7 Jan - 2 min read
If you’ve been affected by the recent floods and find yourself weighed down with a fair amount of damaged Ringgit Malaysia notes, these currencies are actually not completely lost as Bank Negara Malaysia (BNM) has a standing policy that lets you exchange banknotes that are considered to be “unfit for circulation”.
In a Facebook post today, the central bank shared a reminder that “[i]f your ringgit notes are damaged by the floods, you can exchange them at any banks” – including those that you do not have an account with. As the visual shared by BNM below shows, examples of damages may include holes in your banknotes, extensive or localised dirt or liquid, ink wear, loss of security feature, and limpness.
That said, BNM also emphasised that the exchange value may not necessarily be the equivalent amount of money’s worth in return. Rather, it depends on the condition of the damaged note, which will be determined by the bank that you visit and the central bank. Generally, you can expect to receive compensation of either full or half value – or no compensation at all, if the damaged notes do not meet criteria set by BNM.

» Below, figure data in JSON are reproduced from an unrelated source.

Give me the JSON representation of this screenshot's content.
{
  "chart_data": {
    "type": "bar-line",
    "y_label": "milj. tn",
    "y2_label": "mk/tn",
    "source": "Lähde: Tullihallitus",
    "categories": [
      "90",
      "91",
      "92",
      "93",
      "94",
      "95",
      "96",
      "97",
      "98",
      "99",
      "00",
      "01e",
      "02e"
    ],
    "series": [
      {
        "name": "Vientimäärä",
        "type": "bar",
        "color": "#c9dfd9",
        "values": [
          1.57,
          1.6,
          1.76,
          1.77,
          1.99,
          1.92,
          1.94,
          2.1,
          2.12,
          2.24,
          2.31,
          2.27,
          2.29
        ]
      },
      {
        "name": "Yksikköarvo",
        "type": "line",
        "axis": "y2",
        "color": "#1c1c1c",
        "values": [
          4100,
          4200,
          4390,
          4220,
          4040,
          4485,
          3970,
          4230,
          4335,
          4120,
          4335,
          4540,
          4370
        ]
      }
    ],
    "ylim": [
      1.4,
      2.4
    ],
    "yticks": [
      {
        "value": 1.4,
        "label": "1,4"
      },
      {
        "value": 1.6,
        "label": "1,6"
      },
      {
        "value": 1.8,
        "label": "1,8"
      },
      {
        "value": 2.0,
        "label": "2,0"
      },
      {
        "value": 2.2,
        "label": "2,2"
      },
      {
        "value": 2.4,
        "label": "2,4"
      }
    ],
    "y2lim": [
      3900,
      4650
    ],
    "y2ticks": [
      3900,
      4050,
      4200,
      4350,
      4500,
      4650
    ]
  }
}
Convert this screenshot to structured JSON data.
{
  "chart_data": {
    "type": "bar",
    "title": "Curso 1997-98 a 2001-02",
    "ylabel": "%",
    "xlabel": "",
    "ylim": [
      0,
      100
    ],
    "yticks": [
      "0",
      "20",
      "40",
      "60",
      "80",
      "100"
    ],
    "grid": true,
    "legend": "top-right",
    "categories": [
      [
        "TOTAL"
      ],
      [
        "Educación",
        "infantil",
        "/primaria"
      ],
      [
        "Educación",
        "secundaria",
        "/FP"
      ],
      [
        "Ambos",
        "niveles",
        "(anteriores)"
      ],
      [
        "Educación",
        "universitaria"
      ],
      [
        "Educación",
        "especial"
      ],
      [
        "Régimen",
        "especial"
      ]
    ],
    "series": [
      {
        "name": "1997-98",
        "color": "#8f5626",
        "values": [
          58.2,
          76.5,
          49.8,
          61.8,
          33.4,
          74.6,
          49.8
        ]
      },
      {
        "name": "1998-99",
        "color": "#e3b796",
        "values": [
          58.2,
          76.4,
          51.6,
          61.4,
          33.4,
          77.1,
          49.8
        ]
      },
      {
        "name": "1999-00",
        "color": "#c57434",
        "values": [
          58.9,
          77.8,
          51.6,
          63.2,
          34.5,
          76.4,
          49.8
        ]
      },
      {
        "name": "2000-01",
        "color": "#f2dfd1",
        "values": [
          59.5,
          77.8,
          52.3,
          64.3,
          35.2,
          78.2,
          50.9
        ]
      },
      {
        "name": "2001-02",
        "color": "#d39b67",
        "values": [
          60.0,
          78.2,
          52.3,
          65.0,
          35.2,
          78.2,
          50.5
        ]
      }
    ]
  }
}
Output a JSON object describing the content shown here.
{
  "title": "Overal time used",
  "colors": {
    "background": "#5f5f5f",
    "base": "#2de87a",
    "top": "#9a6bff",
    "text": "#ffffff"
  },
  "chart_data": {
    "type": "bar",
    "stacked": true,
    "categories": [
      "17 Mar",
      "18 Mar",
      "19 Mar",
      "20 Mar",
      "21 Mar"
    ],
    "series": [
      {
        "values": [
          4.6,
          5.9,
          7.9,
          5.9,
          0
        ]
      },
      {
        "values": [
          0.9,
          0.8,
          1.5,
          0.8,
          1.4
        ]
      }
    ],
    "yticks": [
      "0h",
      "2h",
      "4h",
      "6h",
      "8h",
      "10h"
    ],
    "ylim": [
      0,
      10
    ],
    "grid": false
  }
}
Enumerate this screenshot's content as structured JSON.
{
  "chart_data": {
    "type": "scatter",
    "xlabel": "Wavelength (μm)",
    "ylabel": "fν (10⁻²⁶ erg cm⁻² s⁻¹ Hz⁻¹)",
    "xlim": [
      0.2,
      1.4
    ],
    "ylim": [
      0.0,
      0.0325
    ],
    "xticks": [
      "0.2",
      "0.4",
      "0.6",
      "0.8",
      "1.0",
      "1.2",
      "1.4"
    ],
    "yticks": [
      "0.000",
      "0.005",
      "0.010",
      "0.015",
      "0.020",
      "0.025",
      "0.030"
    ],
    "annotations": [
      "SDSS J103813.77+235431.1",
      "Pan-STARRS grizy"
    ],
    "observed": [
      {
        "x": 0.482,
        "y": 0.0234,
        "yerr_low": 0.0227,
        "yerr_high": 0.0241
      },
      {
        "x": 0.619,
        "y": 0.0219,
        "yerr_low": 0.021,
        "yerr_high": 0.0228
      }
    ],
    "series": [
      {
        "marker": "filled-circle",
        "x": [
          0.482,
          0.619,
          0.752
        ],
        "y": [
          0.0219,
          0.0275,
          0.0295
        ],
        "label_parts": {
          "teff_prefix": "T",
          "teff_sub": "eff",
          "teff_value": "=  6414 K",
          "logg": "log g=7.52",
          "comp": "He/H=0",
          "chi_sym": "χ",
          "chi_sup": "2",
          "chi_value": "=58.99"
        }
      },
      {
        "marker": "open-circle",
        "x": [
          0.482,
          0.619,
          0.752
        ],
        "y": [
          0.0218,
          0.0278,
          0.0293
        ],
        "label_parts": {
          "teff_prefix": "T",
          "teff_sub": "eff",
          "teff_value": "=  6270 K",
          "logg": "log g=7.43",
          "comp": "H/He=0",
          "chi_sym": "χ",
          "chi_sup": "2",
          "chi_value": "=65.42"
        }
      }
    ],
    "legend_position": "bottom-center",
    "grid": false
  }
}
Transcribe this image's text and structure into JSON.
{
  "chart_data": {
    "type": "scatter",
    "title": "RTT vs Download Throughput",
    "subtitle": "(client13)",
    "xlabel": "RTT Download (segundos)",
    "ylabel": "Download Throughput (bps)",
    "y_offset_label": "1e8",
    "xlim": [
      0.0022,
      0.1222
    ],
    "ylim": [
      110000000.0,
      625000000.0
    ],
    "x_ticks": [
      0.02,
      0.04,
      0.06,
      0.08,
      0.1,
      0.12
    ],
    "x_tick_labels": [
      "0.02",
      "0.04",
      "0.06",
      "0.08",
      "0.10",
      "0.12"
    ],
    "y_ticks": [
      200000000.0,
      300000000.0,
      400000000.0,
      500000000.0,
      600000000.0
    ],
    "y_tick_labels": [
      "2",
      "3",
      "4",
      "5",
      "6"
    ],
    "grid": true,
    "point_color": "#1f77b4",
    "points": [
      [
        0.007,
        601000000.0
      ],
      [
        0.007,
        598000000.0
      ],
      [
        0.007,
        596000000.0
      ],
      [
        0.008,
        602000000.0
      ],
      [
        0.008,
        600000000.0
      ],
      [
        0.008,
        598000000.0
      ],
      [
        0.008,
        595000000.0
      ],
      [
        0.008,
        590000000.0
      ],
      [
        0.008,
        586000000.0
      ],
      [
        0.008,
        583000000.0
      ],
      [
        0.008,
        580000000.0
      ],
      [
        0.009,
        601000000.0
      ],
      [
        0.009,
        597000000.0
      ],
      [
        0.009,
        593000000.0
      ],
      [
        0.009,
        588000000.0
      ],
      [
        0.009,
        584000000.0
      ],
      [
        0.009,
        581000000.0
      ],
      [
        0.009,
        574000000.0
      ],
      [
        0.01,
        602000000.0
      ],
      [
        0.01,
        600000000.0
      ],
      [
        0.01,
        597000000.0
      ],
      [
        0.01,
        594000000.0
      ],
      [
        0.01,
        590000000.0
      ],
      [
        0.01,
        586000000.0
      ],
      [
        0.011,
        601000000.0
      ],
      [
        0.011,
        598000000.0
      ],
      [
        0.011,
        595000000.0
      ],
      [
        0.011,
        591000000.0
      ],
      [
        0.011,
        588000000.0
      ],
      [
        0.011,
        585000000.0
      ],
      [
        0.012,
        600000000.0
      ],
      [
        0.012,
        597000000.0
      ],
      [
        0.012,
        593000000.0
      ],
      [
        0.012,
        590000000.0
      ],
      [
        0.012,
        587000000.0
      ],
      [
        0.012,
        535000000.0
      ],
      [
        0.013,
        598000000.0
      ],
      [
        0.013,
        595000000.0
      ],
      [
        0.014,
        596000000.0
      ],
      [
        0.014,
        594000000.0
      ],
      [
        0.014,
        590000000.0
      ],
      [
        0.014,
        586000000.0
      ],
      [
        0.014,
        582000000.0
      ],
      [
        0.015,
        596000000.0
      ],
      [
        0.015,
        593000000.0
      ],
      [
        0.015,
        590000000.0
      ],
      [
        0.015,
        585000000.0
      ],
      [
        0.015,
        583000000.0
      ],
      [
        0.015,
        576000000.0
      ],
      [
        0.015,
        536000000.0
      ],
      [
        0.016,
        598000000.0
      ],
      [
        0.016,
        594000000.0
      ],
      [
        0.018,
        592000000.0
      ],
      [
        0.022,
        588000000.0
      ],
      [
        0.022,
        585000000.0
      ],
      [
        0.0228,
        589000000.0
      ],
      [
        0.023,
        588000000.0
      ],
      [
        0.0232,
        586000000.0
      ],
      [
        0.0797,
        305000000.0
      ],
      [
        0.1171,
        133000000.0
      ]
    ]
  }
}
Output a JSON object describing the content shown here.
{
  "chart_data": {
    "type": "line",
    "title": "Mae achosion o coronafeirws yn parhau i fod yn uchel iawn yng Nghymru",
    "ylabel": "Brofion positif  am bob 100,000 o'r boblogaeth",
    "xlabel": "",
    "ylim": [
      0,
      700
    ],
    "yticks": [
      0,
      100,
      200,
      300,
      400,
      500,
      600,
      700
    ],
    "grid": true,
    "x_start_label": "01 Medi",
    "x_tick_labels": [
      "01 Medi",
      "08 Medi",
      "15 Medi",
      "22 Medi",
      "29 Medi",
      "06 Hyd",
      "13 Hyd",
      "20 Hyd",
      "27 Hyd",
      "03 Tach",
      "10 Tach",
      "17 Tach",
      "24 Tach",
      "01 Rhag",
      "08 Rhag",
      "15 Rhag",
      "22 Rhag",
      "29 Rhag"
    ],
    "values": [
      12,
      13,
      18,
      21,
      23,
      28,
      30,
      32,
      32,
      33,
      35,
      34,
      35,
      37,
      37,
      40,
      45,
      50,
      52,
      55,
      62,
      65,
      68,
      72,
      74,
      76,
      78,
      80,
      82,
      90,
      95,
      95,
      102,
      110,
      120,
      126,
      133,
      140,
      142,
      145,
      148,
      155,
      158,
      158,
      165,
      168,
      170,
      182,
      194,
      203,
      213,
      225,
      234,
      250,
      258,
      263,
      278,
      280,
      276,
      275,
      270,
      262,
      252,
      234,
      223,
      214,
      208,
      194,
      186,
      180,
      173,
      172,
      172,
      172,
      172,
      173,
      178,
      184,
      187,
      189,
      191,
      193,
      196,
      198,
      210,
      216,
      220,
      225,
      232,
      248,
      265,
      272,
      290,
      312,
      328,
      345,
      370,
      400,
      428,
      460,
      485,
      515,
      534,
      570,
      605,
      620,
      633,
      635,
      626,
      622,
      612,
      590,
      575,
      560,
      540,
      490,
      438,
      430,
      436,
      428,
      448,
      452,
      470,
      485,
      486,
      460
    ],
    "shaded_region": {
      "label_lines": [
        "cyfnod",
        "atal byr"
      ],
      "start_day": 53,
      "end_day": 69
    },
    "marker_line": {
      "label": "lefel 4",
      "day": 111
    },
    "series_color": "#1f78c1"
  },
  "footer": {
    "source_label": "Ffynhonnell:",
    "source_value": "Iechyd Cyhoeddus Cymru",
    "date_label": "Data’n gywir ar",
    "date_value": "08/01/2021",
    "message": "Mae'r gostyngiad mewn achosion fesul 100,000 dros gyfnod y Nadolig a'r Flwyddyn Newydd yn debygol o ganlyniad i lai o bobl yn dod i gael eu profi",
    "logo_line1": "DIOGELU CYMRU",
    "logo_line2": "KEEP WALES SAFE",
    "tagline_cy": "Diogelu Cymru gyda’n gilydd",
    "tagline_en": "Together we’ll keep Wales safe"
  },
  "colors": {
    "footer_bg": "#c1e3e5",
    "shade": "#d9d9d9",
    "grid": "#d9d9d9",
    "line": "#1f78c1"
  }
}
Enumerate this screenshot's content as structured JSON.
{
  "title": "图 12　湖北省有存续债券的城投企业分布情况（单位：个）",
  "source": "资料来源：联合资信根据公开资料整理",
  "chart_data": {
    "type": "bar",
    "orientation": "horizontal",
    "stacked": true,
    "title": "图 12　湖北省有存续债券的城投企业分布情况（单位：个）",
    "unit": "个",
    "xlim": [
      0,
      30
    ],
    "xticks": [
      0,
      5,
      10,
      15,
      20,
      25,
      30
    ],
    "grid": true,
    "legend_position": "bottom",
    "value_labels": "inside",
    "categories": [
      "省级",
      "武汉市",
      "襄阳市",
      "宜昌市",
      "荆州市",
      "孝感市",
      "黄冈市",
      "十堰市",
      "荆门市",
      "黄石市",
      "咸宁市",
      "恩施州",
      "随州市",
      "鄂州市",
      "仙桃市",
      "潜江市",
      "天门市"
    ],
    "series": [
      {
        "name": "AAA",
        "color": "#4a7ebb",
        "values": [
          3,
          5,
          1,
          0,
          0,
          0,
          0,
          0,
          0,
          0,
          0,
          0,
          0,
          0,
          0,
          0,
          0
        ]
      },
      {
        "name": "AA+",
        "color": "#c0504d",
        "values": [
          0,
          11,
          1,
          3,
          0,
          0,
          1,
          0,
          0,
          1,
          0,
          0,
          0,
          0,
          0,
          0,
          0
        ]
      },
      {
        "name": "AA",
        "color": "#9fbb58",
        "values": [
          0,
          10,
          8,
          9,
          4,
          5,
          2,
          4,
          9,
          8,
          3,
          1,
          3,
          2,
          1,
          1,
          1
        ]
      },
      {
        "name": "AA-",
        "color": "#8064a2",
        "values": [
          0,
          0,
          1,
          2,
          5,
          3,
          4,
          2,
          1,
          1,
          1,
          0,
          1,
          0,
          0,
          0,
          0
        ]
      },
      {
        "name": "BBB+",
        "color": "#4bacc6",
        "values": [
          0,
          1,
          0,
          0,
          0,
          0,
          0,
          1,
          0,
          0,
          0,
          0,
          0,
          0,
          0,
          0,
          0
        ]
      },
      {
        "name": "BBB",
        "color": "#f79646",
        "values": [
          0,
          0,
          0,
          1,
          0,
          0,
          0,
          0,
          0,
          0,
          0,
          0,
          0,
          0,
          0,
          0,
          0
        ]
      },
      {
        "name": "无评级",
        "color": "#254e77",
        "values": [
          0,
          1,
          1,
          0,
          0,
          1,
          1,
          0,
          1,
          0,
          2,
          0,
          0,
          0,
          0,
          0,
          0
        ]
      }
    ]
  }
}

Additionally, the speed with which you’ll receive your compensation will also vary based on the state of your notes; if it is a straightforward case of damaged notes, you can expect to receive the compensation on the same day. However, in unclear cases of damaged notes, your bank may need to consult BNM – which means that your compensation will come at a later date.
To clarify, this banknote exchange policy is not new; it has been around for a while, and even has an official document of the Quality Standards for Malaysian Currency to guide the process. It is applicable to numerous other forms of blemishes as well, and not just flood-damaged notes. If you have Malaysian banknotes that have been torn, cellophane taped together, burnt, infested by termites, defaced, or shrunk, you can also approach the nearest bank branch to make enquiries. In fact, the guideline also covers coins that have been corroded, dented, cut, or stained.
Do be aware, though, that while most commercial banks will provide this service for free, some may charge a small fee for it. As such, make sure to clarify before kickstarting any processes.